We have a similar issue. It’s a small community and everyone knows what’s going on with everyone else. Professional discussions with non-professionals always seem to turn personal no matter what. And any grudges are known in the community and carried for years.
Great question, but I have no advice. Anyone else?
The fact that in smaller towns everyone knows one another is believed by people in big cities to be an ADVANTAGE of small towns! 🙂
The "grudges carried on for years" occurs in families, too. In those cases there’s usually nothing that can be done about the person carrying the grudge. There are really only two strategies. One is to call the person on it: "I know that X grievously wronged you in 1972 . . . do you think you can put that aside in this discussion?" The other one is to proceed cheerfully forward as if you don’t know the grudge exists: "I’ve already asked X to chair the run/walk! Isn’t that great!"
The risk with the first is a blow-up. The risk with the second is that the grudge gets turned against you, too. The only other thing I can think of is to engage in some strategic tire-puncturing before every board meeting.
How can an ED either goose into action, or move out an inactive board chair ? I don’t think it is appropriate to go behind her back to other board members, but she rarely does what she says she’ll do…
I am an ED who has dealt with this issue. I cannot say I have a "fully engaged" Board but I did have some success with having individual lunches with unproductive Board members to seek thier interests and expertise and also with having a Board retreat where they were asked to read a book like "Good to Great" or "Called to Serve". After this, I actually had a non-active member say "I don’t want to be a seat warmer".

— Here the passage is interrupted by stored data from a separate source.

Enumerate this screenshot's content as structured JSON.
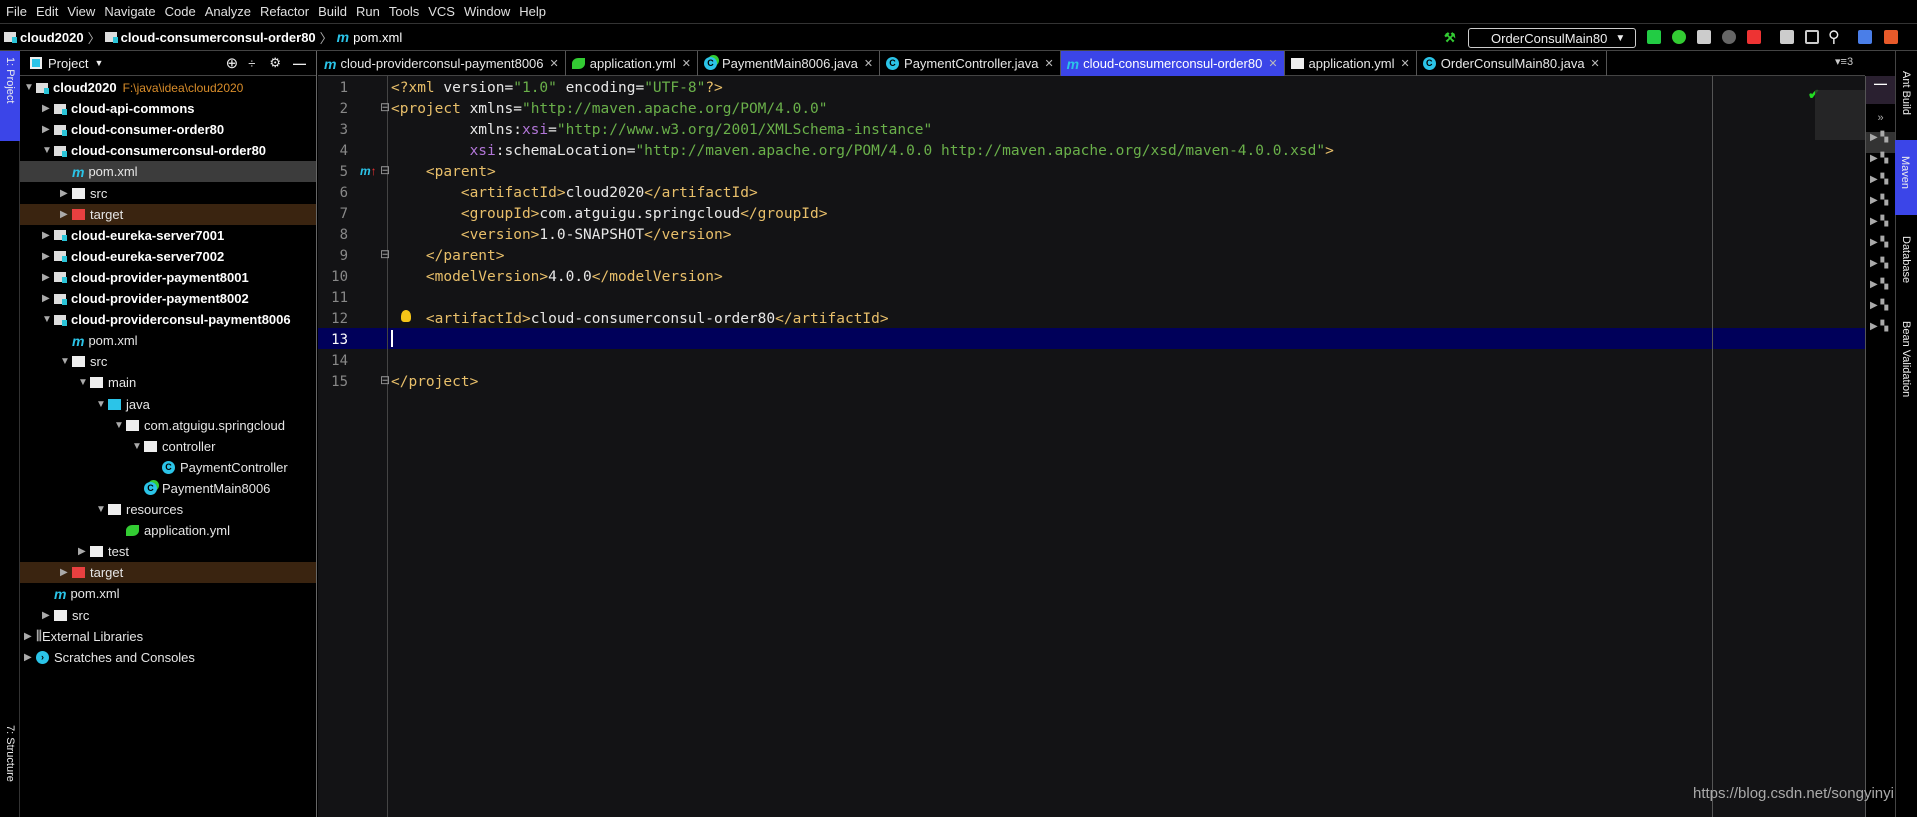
{
  "menu": [
    "File",
    "Edit",
    "View",
    "Navigate",
    "Code",
    "Analyze",
    "Refactor",
    "Build",
    "Run",
    "Tools",
    "VCS",
    "Window",
    "Help"
  ],
  "breadcrumb": [
    "cloud2020",
    "cloud-consumerconsul-order80",
    "pom.xml"
  ],
  "run_config": "OrderConsulMain80",
  "left_strip": {
    "project": "1: Project",
    "structure": "7: Structure"
  },
  "panel": {
    "title": "Project"
  },
  "tree": [
    {
      "label": "cloud2020",
      "path": "F:\\java\\idea\\cloud2020",
      "indent": 0,
      "arrow": "down",
      "icon": "module",
      "bold": true
    },
    {
      "label": "cloud-api-commons",
      "indent": 1,
      "arrow": "right",
      "icon": "module",
      "bold": true
    },
    {
      "label": "cloud-consumer-order80",
      "indent": 1,
      "arrow": "right",
      "icon": "module",
      "bold": true
    },
    {
      "label": "cloud-consumerconsul-order80",
      "indent": 1,
      "arrow": "down",
      "icon": "module",
      "bold": true
    },
    {
      "label": "pom.xml",
      "indent": 2,
      "arrow": "",
      "icon": "maven",
      "selected": true
    },
    {
      "label": "src",
      "indent": 2,
      "arrow": "right",
      "icon": "folder"
    },
    {
      "label": "target",
      "indent": 2,
      "arrow": "right",
      "icon": "excluded",
      "excluded": true
    },
    {
      "label": "cloud-eureka-server7001",
      "indent": 1,
      "arrow": "right",
      "icon": "module",
      "bold": true
    },
    {
      "label": "cloud-eureka-server7002",
      "indent": 1,
      "arrow": "right",
      "icon": "module",
      "bold": true
    },
    {
      "label": "cloud-provider-payment8001",
      "indent": 1,
      "arrow": "right",
      "icon": "module",
      "bold": true
    },
    {
      "label": "cloud-provider-payment8002",
      "indent": 1,
      "arrow": "right",
      "icon": "module",
      "bold": true
    },
    {
      "label": "cloud-providerconsul-payment8006",
      "indent": 1,
      "arrow": "down",
      "icon": "module",
      "bold": true
    },
    {
      "label": "pom.xml",
      "indent": 2,
      "arrow": "",
      "icon": "maven"
    },
    {
      "label": "src",
      "indent": 2,
      "arrow": "down",
      "icon": "folder"
    },
    {
      "label": "main",
      "indent": 3,
      "arrow": "down",
      "icon": "folder"
    },
    {
      "label": "java",
      "indent": 4,
      "arrow": "down",
      "icon": "source"
    },
    {
      "label": "com.atguigu.springcloud",
      "indent": 5,
      "arrow": "down",
      "icon": "package"
    },
    {
      "label": "controller",
      "indent": 6,
      "arrow": "down",
      "icon": "package"
    },
    {
      "label": "PaymentController",
      "indent": 7,
      "arrow": "",
      "icon": "class"
    },
    {
      "label": "PaymentMain8006",
      "indent": 6,
      "arrow": "",
      "icon": "spring-class"
    },
    {
      "label": "resources",
      "indent": 4,
      "arrow": "down",
      "icon": "resources"
    },
    {
      "label": "application.yml",
      "indent": 5,
      "arrow": "",
      "icon": "spring-yml"
    },
    {
      "label": "test",
      "indent": 3,
      "arrow": "right",
      "icon": "folder"
    },
    {
      "label": "target",
      "indent": 2,
      "arrow": "right",
      "icon": "excluded",
      "excluded": true
    },
    {
      "label": "pom.xml",
      "indent": 1,
      "arrow": "",
      "icon": "maven"
    },
    {
      "label": "src",
      "indent": 1,
      "arrow": "right",
      "icon": "folder"
    },
    {
      "label": "External Libraries",
      "indent": 0,
      "arrow": "right",
      "icon": "libraries"
    },
    {
      "label": "Scratches and Consoles",
      "indent": 0,
      "arrow": "right",
      "icon": "scratches"
    }
  ],
  "tabs": [
    {
      "label": "cloud-providerconsul-payment8006",
      "icon": "maven"
    },
    {
      "label": "application.yml",
      "icon": "spring-yml"
    },
    {
      "label": "PaymentMain8006.java",
      "icon": "spring-class"
    },
    {
      "label": "PaymentController.java",
      "icon": "class"
    },
    {
      "label": "cloud-consumerconsul-order80",
      "icon": "maven",
      "active": true
    },
    {
      "label": "application.yml",
      "icon": "yml"
    },
    {
      "label": "OrderConsulMain80.java",
      "icon": "class"
    }
  ],
  "tab_overflow": "3",
  "code_lines": [
    [
      [
        "t",
        "<?xml "
      ],
      [
        "",
        "version="
      ],
      [
        "s",
        "\"1.0\""
      ],
      [
        "",
        " encoding="
      ],
      [
        "s",
        "\"UTF-8\""
      ],
      [
        "t",
        "?>"
      ]
    ],
    [
      [
        "t",
        "<project "
      ],
      [
        "",
        "xmlns="
      ],
      [
        "s",
        "\"http://maven.apache.org/POM/4.0.0\""
      ]
    ],
    [
      [
        "",
        "         xmlns:"
      ],
      [
        "p",
        "xsi"
      ],
      [
        "",
        "="
      ],
      [
        "s",
        "\"http://www.w3.org/2001/XMLSchema-instance\""
      ]
    ],
    [
      [
        "p",
        "         xsi"
      ],
      [
        "",
        ":schemaLocation="
      ],
      [
        "s",
        "\"http://maven.apache.org/POM/4.0.0 http://maven.apache.org/xsd/maven-4.0.0.xsd\""
      ],
      [
        "t",
        ">"
      ]
    ],
    [
      [
        "t",
        "    <parent>"
      ]
    ],
    [
      [
        "t",
        "        <artifactId>"
      ],
      [
        "",
        "cloud2020"
      ],
      [
        "t",
        "</artifactId>"
      ]
    ],
    [
      [
        "t",
        "        <groupId>"
      ],
      [
        "",
        "com.atguigu.springcloud"
      ],
      [
        "t",
        "</groupId>"
      ]
    ],
    [
      [
        "t",
        "        <version>"
      ],
      [
        "",
        "1.0-SNAPSHOT"
      ],
      [
        "t",
        "</version>"
      ]
    ],
    [
      [
        "t",
        "    </parent>"
      ]
    ],
    [
      [
        "t",
        "    <modelVersion>"
      ],
      [
        "",
        "4.0.0"
      ],
      [
        "t",
        "</modelVersion>"
      ]
    ],
    [],
    [
      [
        "t",
        "    <artifactId>"
      ],
      [
        "",
        "cloud-consumerconsul-order80"
      ],
      [
        "t",
        "</artifactId>"
      ]
    ],
    [],
    [],
    [
      [
        "t",
        "</project>"
      ]
    ]
  ],
  "current_line": 13,
  "right_strip": [
    "Ant Build",
    "Maven",
    "Database",
    "Bean Validation"
  ],
  "watermark": "https://blog.csdn.net/songyinyi",
  "colors": {
    "accent": "#3b45e8",
    "tag": "#e8bf6a",
    "string": "#6ab04a",
    "namespace": "#b276d8",
    "current_line": "#00005a"
  }
}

In some organizations, it is Board leadership’s responsibility to nurture and prompt its members, rather than the ED’s. An ED who feels that her work is being hampered by nonperformers at the board level may need speak to her board confidant. In that case, "going being the recalcitrant’s back" is appropriate.

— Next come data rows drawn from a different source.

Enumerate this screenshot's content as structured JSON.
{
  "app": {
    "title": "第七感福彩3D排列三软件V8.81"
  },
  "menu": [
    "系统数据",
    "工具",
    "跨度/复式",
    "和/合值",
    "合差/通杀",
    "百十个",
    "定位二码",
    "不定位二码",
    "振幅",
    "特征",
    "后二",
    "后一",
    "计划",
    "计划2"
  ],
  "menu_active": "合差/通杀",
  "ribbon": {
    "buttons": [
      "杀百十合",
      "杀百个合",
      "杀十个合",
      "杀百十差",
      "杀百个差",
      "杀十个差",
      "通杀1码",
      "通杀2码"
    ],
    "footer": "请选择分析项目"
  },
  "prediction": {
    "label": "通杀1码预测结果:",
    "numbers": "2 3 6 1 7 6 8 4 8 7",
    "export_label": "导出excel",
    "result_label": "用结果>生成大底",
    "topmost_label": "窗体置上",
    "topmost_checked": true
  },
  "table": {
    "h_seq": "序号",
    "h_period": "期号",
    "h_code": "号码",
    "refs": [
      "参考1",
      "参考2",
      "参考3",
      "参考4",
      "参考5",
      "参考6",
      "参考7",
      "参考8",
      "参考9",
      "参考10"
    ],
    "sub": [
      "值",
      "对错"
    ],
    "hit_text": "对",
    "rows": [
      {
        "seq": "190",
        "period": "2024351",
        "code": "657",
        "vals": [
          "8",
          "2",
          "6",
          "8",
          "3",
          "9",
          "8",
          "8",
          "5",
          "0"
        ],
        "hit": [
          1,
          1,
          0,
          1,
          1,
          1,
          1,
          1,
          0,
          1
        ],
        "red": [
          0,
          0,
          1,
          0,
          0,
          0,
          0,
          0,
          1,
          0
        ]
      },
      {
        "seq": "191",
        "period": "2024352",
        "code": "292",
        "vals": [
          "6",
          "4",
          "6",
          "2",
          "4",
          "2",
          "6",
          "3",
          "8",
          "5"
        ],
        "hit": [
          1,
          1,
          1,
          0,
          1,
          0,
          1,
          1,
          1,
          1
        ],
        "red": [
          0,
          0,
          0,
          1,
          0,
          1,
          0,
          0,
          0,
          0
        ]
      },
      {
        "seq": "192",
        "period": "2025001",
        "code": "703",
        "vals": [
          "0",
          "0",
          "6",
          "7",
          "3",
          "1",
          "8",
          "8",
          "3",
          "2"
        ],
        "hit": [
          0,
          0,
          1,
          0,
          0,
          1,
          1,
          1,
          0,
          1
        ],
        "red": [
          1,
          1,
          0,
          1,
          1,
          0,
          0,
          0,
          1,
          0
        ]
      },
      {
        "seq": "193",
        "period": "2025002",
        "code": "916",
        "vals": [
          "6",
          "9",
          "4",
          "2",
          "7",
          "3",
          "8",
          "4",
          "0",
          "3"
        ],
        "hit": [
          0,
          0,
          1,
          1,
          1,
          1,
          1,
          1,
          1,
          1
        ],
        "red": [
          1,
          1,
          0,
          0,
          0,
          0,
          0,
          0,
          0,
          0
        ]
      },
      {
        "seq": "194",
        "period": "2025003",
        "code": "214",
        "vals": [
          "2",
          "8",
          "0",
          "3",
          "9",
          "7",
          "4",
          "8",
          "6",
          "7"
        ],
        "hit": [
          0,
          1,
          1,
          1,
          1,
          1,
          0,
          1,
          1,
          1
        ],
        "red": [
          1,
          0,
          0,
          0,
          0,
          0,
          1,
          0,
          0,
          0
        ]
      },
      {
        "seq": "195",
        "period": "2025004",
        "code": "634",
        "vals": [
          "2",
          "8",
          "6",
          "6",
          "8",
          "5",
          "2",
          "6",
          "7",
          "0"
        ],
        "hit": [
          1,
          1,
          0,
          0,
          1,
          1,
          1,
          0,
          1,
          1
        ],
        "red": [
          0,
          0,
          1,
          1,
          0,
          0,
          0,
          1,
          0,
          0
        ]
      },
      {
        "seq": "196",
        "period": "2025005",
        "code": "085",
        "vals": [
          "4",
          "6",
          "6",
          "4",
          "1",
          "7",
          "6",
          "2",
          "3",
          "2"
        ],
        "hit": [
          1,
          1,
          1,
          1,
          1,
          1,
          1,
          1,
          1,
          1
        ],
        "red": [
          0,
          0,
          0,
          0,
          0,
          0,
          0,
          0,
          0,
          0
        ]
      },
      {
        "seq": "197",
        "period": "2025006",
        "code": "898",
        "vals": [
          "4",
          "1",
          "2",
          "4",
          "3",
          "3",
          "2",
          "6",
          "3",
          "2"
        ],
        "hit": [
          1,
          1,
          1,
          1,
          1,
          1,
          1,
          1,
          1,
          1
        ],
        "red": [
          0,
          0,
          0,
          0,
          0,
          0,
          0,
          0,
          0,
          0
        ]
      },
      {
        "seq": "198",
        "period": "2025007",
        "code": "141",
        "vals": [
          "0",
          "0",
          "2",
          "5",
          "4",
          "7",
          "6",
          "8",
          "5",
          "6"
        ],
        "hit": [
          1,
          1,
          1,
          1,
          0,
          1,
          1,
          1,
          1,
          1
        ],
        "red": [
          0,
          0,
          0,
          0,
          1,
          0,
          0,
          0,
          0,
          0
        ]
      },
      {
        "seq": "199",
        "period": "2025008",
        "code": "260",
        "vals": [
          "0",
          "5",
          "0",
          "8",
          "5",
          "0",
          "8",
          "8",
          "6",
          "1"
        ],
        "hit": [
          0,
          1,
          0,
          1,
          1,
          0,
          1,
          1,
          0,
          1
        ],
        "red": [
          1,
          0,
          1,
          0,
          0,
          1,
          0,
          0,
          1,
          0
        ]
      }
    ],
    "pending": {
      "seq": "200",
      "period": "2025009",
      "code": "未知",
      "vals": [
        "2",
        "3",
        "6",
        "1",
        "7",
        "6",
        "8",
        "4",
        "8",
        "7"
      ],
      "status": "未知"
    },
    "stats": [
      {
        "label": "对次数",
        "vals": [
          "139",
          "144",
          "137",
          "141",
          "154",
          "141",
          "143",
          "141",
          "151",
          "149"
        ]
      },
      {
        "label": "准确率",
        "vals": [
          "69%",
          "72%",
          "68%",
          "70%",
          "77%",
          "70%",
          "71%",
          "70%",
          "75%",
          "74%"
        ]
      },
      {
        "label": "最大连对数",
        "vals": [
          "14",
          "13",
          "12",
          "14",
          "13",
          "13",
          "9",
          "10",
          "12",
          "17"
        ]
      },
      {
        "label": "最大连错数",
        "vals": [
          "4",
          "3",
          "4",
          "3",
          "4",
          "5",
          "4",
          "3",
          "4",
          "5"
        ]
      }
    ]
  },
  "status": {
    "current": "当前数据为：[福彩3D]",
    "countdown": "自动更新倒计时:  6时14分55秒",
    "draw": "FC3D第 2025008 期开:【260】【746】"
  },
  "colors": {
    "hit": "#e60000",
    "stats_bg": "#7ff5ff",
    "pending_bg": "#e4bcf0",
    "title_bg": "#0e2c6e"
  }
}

As a board chair, I would hope that the E.D. I work with would come to me with such an issue and discuss it honestly. Let her know this is happening, and that it has an impact on you and the organization, and what those impacts are. Then try to come up with a solution together. (Our board has very recently implemented an Action List that will be sent out after every meeting to all members, specifying the commitments they made at the meeting. Then members are asked to report on their progress on each item at the following meeting, putting accountability in place.) Of course, I don’t know your relationship with your board chair, but if it is even halfway decent I’d recommend this course of action first. Of course, if this does not work or your relationship with the chair is not good (another issue entirely), I agree with the poster who said you need to take this to another member with whom you do have a good relationship.
We on a project found a board member who was asked to modernize accounting systems to use computer, and didn’t do it. We promoted this board member to an advisory committee, ran a testimonial dinner in members’ honor, gave member a plaque, and retired member, and then got the job done by someone more with it.
Congratulations . . . sounds like it worked. But it also sounds like a lot of trouble for a lot of people! 🙂 Jan
Why on earth would you give all this recognition and praise to someone who so obviously didn’t earn it? Seems like a cop-out to me!
And, then when someone else actually got the job done instead – what recognition and praise could you possibly provide to him/her that differentiated him/her from the predecessor?
How do you handle a board member who will fight about any comment or suggestion that is made during a board meeting but is full of love and compliments any other time. I believe it is called " brown nosing".